Roomsche catechismus. Deze bevatte van ouds het credo of apostolicum, het Pater noster en eenige kerkelijke gebeden.
Later werden daarbij gevoegd het Gloria en het Ave Maria. In den tijd van Karel den Grooten moesten de Peten de kinderen wennen aan de kerk en hun de geloofsartikelen en het Onze Vader inprenten.
Later werd deze taak door de geestelijkheid overgenomen. Zij bestond meer in geheugenwerk dan in een bewerken van de kinderziel.In de negende eeuw verschenen handleidingen. De Disputatio puerorum van Alcuinus en de Theottsca catechesis van Otfried van Weiszenburg. Bruno, bisschop van Würzburg, gaf een catechismus. Ook Thomas Aquinas bewerkte een commentaar op het Credo, Pater noster, Ave Maria, de Tien Geboden en de Sacramenten.
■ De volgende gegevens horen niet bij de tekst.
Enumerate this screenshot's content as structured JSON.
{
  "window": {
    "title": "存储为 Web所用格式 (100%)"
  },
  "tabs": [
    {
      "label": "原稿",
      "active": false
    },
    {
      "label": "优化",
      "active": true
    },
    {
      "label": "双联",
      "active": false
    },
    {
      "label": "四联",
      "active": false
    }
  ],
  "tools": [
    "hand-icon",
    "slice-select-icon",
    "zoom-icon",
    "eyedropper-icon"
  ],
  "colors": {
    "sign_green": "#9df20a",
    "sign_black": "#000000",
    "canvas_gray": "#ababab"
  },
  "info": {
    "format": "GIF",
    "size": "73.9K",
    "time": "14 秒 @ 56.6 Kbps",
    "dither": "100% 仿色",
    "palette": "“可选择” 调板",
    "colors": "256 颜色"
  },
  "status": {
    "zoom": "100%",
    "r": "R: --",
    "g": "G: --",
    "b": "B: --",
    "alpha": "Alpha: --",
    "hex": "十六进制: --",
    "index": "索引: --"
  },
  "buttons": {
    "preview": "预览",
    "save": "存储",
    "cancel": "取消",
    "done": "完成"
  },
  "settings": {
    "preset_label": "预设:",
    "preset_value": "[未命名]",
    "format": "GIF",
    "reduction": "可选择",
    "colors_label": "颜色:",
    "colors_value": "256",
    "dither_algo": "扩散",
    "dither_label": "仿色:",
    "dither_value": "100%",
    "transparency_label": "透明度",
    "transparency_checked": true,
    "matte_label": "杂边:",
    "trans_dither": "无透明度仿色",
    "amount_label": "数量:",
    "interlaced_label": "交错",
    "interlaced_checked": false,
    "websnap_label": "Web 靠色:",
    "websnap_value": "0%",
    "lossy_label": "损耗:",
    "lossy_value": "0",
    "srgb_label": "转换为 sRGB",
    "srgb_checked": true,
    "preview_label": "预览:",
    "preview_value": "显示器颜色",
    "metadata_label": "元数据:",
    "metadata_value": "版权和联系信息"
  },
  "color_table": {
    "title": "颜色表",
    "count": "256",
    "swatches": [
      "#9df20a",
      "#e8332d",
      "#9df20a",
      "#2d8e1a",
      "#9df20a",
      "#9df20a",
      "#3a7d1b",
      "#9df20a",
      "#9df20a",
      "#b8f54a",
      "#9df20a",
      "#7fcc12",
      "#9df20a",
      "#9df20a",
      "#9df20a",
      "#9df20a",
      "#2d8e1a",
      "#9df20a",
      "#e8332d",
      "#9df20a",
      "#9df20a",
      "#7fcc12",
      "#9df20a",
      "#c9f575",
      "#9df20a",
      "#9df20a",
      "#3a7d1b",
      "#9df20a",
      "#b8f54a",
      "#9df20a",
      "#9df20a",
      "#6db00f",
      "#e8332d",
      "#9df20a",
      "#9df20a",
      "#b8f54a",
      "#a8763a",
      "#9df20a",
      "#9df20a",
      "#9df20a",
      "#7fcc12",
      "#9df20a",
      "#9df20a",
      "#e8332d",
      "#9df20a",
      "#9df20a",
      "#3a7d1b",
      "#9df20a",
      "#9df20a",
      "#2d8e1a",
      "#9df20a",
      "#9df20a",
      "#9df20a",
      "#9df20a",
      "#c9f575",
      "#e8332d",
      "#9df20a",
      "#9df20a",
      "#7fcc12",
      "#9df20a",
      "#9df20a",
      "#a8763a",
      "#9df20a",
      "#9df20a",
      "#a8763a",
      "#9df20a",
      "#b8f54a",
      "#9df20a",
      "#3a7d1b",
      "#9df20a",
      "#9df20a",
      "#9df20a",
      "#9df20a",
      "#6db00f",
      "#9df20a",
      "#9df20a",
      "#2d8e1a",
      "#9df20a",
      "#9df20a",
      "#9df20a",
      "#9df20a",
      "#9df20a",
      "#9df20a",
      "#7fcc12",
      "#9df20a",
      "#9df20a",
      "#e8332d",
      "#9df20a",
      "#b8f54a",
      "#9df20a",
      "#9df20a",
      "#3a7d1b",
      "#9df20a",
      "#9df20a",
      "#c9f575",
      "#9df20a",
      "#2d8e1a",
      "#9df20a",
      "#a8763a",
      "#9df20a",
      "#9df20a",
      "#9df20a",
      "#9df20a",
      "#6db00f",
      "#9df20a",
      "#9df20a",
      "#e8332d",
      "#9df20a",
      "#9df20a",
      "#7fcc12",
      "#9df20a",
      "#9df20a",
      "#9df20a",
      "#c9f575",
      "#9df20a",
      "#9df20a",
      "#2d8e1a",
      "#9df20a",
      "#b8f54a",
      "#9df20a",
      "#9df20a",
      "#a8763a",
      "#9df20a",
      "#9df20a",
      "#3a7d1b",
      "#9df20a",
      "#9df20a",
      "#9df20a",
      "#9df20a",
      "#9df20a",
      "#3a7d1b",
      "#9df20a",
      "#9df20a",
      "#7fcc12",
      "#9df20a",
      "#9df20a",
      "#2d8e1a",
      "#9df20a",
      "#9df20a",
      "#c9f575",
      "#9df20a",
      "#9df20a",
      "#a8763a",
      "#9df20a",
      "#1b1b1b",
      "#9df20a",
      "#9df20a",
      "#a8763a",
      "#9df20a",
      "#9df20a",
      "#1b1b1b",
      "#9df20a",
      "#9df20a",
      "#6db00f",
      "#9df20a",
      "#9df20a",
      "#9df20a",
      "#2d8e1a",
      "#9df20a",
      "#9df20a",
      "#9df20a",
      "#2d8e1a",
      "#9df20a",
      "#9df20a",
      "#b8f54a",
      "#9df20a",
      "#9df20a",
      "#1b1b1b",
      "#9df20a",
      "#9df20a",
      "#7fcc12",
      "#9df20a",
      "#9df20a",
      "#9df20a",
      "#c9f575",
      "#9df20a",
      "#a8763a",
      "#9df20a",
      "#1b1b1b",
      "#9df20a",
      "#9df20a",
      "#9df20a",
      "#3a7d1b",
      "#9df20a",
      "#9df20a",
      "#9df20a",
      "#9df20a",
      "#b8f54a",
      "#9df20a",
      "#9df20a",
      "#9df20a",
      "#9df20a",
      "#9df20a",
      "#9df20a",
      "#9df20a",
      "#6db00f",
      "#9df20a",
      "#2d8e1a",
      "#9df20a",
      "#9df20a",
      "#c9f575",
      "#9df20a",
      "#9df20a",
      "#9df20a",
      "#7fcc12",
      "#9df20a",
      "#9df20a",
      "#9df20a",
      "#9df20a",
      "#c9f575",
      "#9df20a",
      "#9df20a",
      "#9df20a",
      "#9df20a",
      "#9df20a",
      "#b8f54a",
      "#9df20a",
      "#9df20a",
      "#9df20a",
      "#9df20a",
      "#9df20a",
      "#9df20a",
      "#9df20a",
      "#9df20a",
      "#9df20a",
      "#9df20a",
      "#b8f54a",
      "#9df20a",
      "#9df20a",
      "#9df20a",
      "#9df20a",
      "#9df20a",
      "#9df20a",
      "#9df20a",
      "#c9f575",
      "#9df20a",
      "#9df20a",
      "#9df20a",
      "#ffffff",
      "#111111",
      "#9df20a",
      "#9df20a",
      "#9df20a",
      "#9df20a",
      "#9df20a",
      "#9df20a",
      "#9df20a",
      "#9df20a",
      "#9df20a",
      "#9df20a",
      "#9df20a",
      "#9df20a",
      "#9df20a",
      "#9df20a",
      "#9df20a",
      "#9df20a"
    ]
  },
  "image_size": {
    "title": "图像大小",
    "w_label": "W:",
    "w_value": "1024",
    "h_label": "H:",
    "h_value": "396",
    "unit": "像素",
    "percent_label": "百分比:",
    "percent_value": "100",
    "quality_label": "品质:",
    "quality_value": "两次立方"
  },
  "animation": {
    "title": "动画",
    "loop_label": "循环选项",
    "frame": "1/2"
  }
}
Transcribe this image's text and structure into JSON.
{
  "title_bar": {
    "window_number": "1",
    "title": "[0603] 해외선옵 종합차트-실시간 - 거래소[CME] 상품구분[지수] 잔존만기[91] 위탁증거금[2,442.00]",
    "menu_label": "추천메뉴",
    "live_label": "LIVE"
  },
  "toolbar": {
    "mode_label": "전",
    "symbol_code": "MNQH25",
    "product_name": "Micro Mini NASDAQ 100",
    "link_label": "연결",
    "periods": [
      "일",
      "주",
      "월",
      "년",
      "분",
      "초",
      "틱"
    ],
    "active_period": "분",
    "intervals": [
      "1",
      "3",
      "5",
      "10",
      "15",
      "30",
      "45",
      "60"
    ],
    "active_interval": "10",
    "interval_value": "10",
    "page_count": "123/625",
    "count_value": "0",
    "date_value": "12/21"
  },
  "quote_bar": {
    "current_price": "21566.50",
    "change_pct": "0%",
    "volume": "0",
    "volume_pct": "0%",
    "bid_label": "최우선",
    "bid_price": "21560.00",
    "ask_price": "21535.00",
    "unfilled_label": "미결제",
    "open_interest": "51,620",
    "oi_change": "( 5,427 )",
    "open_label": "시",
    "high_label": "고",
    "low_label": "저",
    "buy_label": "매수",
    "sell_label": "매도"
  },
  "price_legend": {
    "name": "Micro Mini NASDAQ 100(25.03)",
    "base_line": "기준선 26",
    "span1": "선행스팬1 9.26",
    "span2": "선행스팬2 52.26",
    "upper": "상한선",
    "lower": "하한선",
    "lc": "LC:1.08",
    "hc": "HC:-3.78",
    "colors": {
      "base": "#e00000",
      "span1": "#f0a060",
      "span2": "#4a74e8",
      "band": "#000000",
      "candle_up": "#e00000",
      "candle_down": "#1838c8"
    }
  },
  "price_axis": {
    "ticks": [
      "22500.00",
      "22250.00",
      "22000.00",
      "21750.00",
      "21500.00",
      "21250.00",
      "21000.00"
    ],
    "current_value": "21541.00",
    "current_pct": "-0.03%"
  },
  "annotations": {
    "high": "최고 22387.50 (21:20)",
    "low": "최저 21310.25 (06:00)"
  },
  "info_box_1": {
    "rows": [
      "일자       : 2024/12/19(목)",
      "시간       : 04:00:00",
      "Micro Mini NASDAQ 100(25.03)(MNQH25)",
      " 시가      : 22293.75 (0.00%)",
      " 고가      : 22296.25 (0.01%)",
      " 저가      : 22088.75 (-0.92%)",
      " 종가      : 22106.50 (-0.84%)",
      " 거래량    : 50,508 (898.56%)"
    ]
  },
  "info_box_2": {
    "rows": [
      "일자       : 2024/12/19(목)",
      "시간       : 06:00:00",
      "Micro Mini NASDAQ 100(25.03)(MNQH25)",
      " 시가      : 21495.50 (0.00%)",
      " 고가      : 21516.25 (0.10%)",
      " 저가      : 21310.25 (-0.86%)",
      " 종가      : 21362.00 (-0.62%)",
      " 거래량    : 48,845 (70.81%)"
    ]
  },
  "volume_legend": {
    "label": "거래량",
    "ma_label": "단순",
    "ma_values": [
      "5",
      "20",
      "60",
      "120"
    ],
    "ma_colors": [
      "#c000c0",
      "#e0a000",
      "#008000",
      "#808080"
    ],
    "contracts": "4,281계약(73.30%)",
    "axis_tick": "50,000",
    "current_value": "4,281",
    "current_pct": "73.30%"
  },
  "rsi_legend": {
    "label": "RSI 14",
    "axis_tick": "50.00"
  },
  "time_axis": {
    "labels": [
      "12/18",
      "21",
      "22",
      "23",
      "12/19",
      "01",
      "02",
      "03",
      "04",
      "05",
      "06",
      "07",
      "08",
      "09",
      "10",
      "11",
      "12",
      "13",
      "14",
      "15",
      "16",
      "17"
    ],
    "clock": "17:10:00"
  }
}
Boven het materieele uitgaande en meer lettend op de methodiek is De parvulis ad christum trahendis van Joh. Gerson.
Zijn Opusculum is tevens een biechtboekje. Onder den invloed van het concilie van Trente, 1545—1563, herleefde de catechese en werden vele practische toepassingen en voorschriften gegeven. Zeer bekend is de Catechismus Romanus met een Epitome, een kort begrip, 1570. Eveneens de catechismus van Petr. Canisius. Ook deze bieden louter practijk.
Possevin in zijn Epistoia de ratione docendi catechismi, 1583. en C. Borromeus gaan dieper. Tegen het einde der 17de eeuw kwam een betere theorie. P. Neumayr in zijn Rhetorica catechetica (1766) onderscheidt in de methode: propositio, explicatio, applicatio en excercitatio. Tegenwoordig legt de Roomsche kerk zich met alle kracht toe op de jeugdzorg en de leiding van de kinderziel.